The “bell-shaped” normal distribution is useful because it neatly conveys the likelihood of given intervals. If something is described by a normal distribution, then 95% of the time it manifests within two standard deviations of the average outcome. As long as the standard deviations are not that large, this can give us a pretty narrow window of what values we can expect. For example, if the average height of Jewish males in Yeshiva College is five foot five, standard deviation two inches, then 95% of Jewish males can be expected to be between five foot one and five foot nine.

All well and fine, if something follows a normal distribution. But who says everything does? Is it really true that 95% of heights are dispersed within two standard deviations of the mean? What’s amazing is that almost anything can be brought into relation to the normal distribution, at least in terms of calculating averages. If you take a random sample of a population, say a group of Yeshiva students, and measured them, it’s very likely that their heights won’t correspond to a normal distribution. However, if you calculated their average height, that average height would likely be close to the average height of the entire Yeshiva population. In fact, if you took multiple sample groups and calculated their averages, those averages would be scattered in a normal distribution around the actual average of the entire population. By measuring a few sample groups, we can calculate with high likelihood the average height of everyone in YC. This fun fact is called the Central Limit Theorem.

Sorry if the math was a bit dense. But if you found this interesting, you’ll love Wheelan’s chapters on “The Central Limit Theorem”, “Inference” and “Polling”. Perhaps the most important take-away from the book, however, is the limitations of statistical studies.

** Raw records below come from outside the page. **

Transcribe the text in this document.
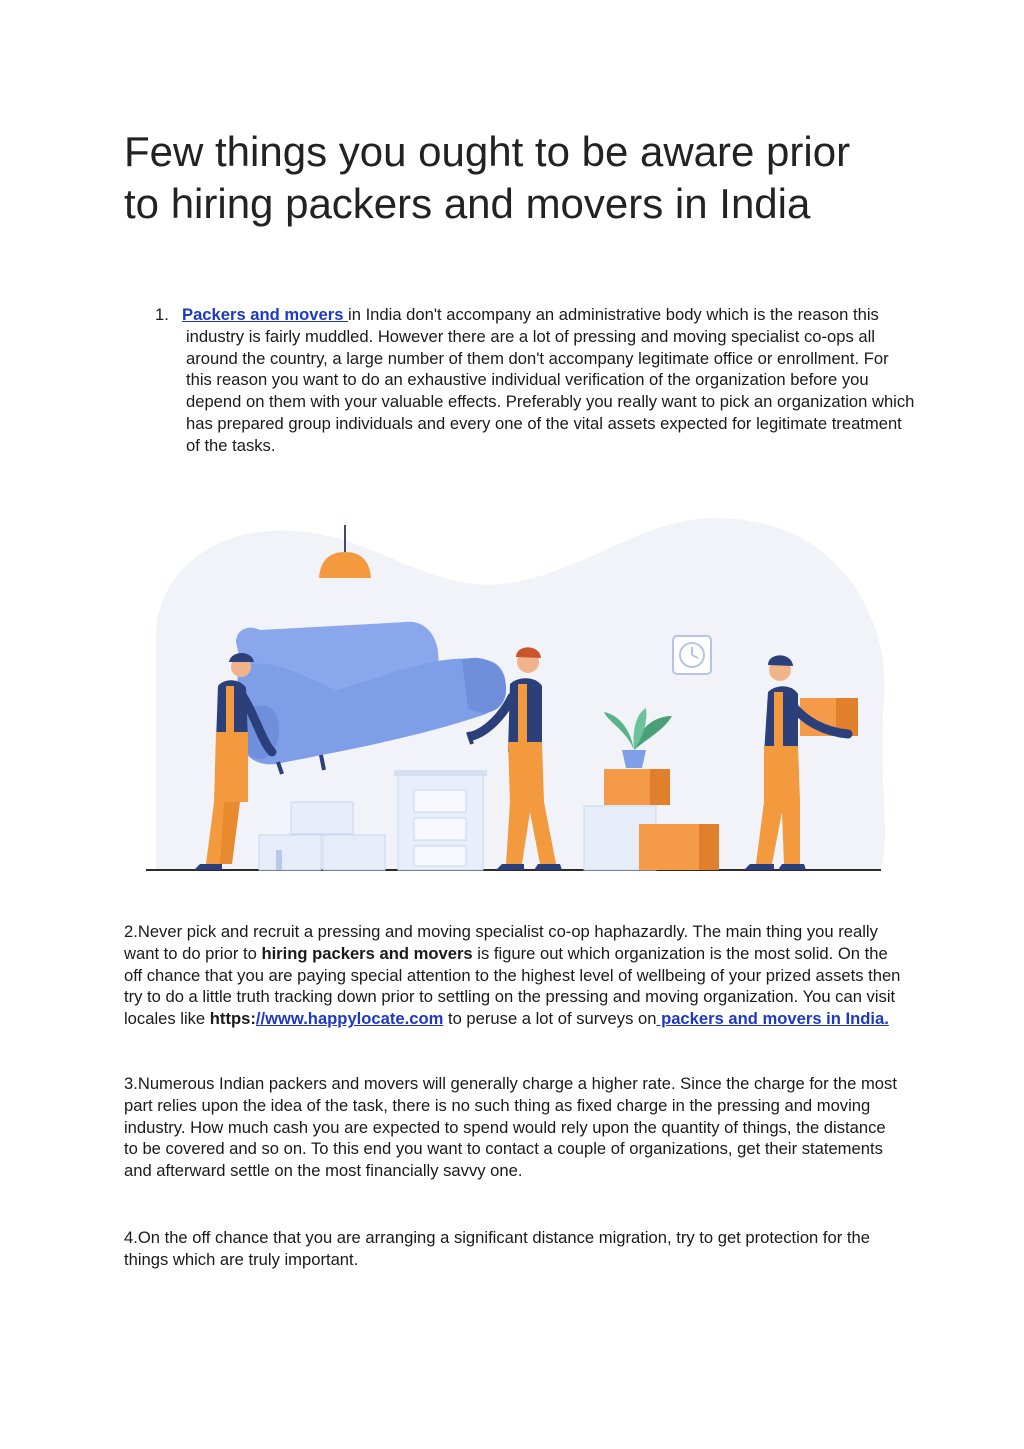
Few things you ought to be aware prior
to hiring packers and movers in India
1. Packers and movers in India don't accompany an administrative body which is the reason this industry is fairly muddled. However there are a lot of pressing and moving specialist co-ops all around the country, a large number of them don't accompany legitimate office or enrollment. For this reason you want to do an exhaustive individual verification of the organization before you depend on them with your valuable effects. Preferably you really want to pick an organization which has prepared group individuals and every one of the vital assets expected for legitimate treatment of the tasks.

2.Never pick and recruit a pressing and moving specialist co-op haphazardly. The main thing you really want to do prior to hiring packers and movers is figure out which organization is the most solid. On the off chance that you are paying special attention to the highest level of wellbeing of your prized assets then try to do a little truth tracking down prior to settling on the pressing and moving organization. You can visit locales like https://www.happylocate.com to peruse a lot of surveys on packers and movers in India.

3.Numerous Indian packers and movers will generally charge a higher rate. Since the charge for the most part relies upon the idea of the task, there is no such thing as fixed charge in the pressing and moving industry. How much cash you are expected to spend would rely upon the quantity of things, the distance to be covered and so on. To this end you want to contact a couple of organizations, get their statements and afterward settle on the most financially savvy one.

4.On the off chance that you are arranging a significant distance migration, try to get protection for the things which are truly important.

The hard part of a statistical study is organizing the experiment, not crunching the numbers. The process is laden with pitfalls. One is getting a representative sample, which isn’t as easy as it might seem. To take an example from the elections, The Atlantic’s polling expert, Andrew McGill, recently discussed the difficulty of using web polls to predict how people will vote. The problem is, many older people, who are most likely to vote, don’t spend much time on the web[2]. More generally, sometimes the way a poll is conducted gives too much weight to a specific sector of the population. This is known as selection bias, and Wheelan discusses it in “The Importance of Data” along with other issues that can confound statistical conclusions.

The greatest and most systemic source of concern – and this will take us back to psychology’s replication crisis – is the fact that statistics only measure probabilities. If patients in a drug study show “statistically significant” improvement, it means the said improvement is not likely the result of chance. But unlikely things do happen, and if enough trials are repeated, then they are bound to happen. This leads to “publication bias”: the fact that only studies with positive results get published. The ones that yield no results don’t, which skews the published studies’ statistical validity. This is what Bloom was talking about when he said psychologists’ method of publication “is biased toward ‘false positives’”. Organizations that fund research try to address this: they force researchers to submit records of all their trials. But for every study that produces significant results, it’s important to ask: How many came up negative and weren’t published?

Its dangers notwithstanding, statistical inference remains a powerful tool of the scientific method. (I haven’t even mentioned regression analysis!) New statistical studies are published every day, advancing the front of human knowledge. Or at least purporting to. It’s not a bad time to take a peek under their hood with Naked Statistics.